It seems these days that no matter how much bandwidth and services multiple systems operators (MSOs) it is not enough. Subscribers want higher quality user experiences not just for their televisions but for the exploding number of other network connected devices they possess which are multiple media bandwidth hungry.
Even if cable MSOs can meet current demands the pressure to go faster is intense, especially when the competition is only a click and a quick connection away. This need for speed to the market and in the market is placing increasing strains on cable system architectures and creating a need to accelerate cable network IP transformation.
As Time Warner Cable senior director and chief network architect Michael S. Kelsen has written: “Cable operators are seeing their network capacity requirements double approximately every 24 months to keep up with customer demand and the launch of new services.”
One way to cope with increasing capacity demands is ensuring cable operators have a flexible network edge. A flexible network edge helps maintain growth but reduces costs at the edge of the network by supporting the evolution of residential, commercial and even mobile services.
This simplified, flexible cable hub architecture at the edge can help in a number of ways, including the simplification of multiple routers and protocols that make deployment more complex and rigid. It also can remove dependence on less-capable IP routing platforms such as today’s cable modem termination system that limits the cable operator’s ability to effectively leverage the benefits of IP, scaling and service functionality at the cable edge.
A flexible edge means that cable MSOs will have an IP service routing plane that can be deployed behind multiple technology access networks including current and future DOCSIS, point-to-point Fiber, PON and Carrier Wi-Fi, and deliver a converged service network while also enabling cable operators to transition their access networks for the latest requirements.
“In my opinion the flexible cable edge hub architecture will provide a number of benefits that help solve the challenges cable operators face today,” noted Nicholas Cadwgan in a recent TechZine posting, Cable Operators Get the Edge on Capacity & Cost.

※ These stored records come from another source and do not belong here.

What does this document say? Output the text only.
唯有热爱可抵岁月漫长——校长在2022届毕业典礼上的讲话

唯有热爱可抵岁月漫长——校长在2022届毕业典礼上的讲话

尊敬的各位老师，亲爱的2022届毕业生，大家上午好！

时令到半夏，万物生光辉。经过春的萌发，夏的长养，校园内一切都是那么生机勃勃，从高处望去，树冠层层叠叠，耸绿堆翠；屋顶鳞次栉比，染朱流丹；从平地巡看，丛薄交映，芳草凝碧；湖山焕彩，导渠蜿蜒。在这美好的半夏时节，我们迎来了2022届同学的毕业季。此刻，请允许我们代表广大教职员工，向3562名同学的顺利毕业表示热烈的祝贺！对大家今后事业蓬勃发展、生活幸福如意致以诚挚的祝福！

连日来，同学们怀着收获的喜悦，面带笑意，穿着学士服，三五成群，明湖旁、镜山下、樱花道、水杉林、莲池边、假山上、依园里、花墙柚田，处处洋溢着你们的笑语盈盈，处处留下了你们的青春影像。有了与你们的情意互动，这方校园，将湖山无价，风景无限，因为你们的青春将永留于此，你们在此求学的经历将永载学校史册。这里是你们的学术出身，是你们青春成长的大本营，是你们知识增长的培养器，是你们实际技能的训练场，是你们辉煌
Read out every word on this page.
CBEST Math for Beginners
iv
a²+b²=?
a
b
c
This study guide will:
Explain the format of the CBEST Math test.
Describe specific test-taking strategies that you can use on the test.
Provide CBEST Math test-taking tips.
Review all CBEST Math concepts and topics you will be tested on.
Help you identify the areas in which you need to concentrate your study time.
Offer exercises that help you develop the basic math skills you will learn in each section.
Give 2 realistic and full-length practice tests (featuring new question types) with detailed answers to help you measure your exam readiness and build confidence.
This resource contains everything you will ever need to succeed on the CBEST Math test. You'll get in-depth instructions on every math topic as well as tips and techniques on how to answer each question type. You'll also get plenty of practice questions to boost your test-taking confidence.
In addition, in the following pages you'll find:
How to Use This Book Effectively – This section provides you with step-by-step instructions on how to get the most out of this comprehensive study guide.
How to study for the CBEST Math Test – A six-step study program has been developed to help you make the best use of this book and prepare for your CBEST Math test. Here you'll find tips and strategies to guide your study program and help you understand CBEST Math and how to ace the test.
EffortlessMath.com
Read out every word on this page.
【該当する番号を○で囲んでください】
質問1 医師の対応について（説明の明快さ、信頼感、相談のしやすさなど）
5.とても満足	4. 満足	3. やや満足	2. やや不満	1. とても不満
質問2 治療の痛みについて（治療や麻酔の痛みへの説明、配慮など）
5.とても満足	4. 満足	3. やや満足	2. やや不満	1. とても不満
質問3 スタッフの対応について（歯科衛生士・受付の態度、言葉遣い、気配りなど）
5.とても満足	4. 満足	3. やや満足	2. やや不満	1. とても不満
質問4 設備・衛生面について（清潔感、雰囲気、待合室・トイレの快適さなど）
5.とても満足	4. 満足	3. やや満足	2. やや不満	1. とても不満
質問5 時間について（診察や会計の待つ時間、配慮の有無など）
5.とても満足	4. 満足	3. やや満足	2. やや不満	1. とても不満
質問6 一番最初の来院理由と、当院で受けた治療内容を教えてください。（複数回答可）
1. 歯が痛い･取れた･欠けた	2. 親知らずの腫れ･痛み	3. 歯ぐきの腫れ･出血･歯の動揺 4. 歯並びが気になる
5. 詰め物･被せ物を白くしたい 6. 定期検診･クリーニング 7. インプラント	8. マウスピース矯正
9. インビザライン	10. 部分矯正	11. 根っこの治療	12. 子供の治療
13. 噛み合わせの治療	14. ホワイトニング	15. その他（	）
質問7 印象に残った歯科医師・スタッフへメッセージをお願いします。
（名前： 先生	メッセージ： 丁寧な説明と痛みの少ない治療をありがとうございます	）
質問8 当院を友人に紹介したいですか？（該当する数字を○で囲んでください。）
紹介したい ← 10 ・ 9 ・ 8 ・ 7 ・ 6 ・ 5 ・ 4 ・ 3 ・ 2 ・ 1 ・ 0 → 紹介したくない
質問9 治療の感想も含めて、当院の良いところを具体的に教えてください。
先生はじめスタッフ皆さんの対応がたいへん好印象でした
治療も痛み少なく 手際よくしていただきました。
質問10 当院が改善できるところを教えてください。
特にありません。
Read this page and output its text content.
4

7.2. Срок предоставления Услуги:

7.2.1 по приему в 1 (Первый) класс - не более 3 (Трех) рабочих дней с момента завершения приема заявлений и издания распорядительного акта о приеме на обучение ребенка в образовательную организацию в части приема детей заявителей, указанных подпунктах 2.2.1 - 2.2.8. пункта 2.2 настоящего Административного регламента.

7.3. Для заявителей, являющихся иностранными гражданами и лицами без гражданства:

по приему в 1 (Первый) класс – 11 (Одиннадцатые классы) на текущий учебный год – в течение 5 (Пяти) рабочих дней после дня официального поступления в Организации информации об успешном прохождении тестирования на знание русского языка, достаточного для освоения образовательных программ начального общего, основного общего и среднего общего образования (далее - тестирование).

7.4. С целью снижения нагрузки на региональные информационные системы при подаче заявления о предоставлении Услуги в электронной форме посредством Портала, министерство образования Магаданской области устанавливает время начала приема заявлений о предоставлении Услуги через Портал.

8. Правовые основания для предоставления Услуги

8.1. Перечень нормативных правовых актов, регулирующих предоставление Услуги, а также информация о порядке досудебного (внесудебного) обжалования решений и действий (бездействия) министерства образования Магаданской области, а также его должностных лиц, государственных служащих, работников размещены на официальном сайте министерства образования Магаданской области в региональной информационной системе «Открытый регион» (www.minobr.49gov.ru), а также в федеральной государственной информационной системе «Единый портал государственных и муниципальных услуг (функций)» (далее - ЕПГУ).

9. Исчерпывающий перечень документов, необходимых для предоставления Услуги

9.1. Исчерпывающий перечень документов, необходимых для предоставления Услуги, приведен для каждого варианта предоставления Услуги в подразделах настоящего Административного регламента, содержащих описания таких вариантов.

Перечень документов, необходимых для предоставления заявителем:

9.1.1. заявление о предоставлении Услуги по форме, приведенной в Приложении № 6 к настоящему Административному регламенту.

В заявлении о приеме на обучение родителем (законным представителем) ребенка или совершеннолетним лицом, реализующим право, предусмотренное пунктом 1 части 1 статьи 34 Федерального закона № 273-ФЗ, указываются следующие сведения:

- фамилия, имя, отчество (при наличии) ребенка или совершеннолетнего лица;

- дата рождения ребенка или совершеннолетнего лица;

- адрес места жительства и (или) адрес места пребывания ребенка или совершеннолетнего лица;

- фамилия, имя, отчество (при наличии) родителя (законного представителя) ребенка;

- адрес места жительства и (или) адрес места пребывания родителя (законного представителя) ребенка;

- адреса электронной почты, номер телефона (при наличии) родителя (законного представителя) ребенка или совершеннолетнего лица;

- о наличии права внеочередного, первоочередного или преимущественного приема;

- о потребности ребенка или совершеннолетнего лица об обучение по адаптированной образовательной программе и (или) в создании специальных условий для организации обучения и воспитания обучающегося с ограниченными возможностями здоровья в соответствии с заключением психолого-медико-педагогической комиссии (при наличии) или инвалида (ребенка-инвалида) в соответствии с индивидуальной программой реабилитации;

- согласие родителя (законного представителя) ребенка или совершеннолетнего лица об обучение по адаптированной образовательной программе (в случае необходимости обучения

These benefits include a simplified cable hub that also allows for a migration from existing network architecture to a future mode of operation, the introduction of new technologies that can evolve independently, and the delivery of common personalized and differentiated services consistently across multiple access technologies. It also can accelerate service innovation, and it provides a platform for future migration towards new network paradigms such as network personal video recorder, virtual customer premises equipment and cloud applications.
There’s never enough for subscribers. Cable operators will just have to get used to it and make sure they have the cable architecture to support continued growth.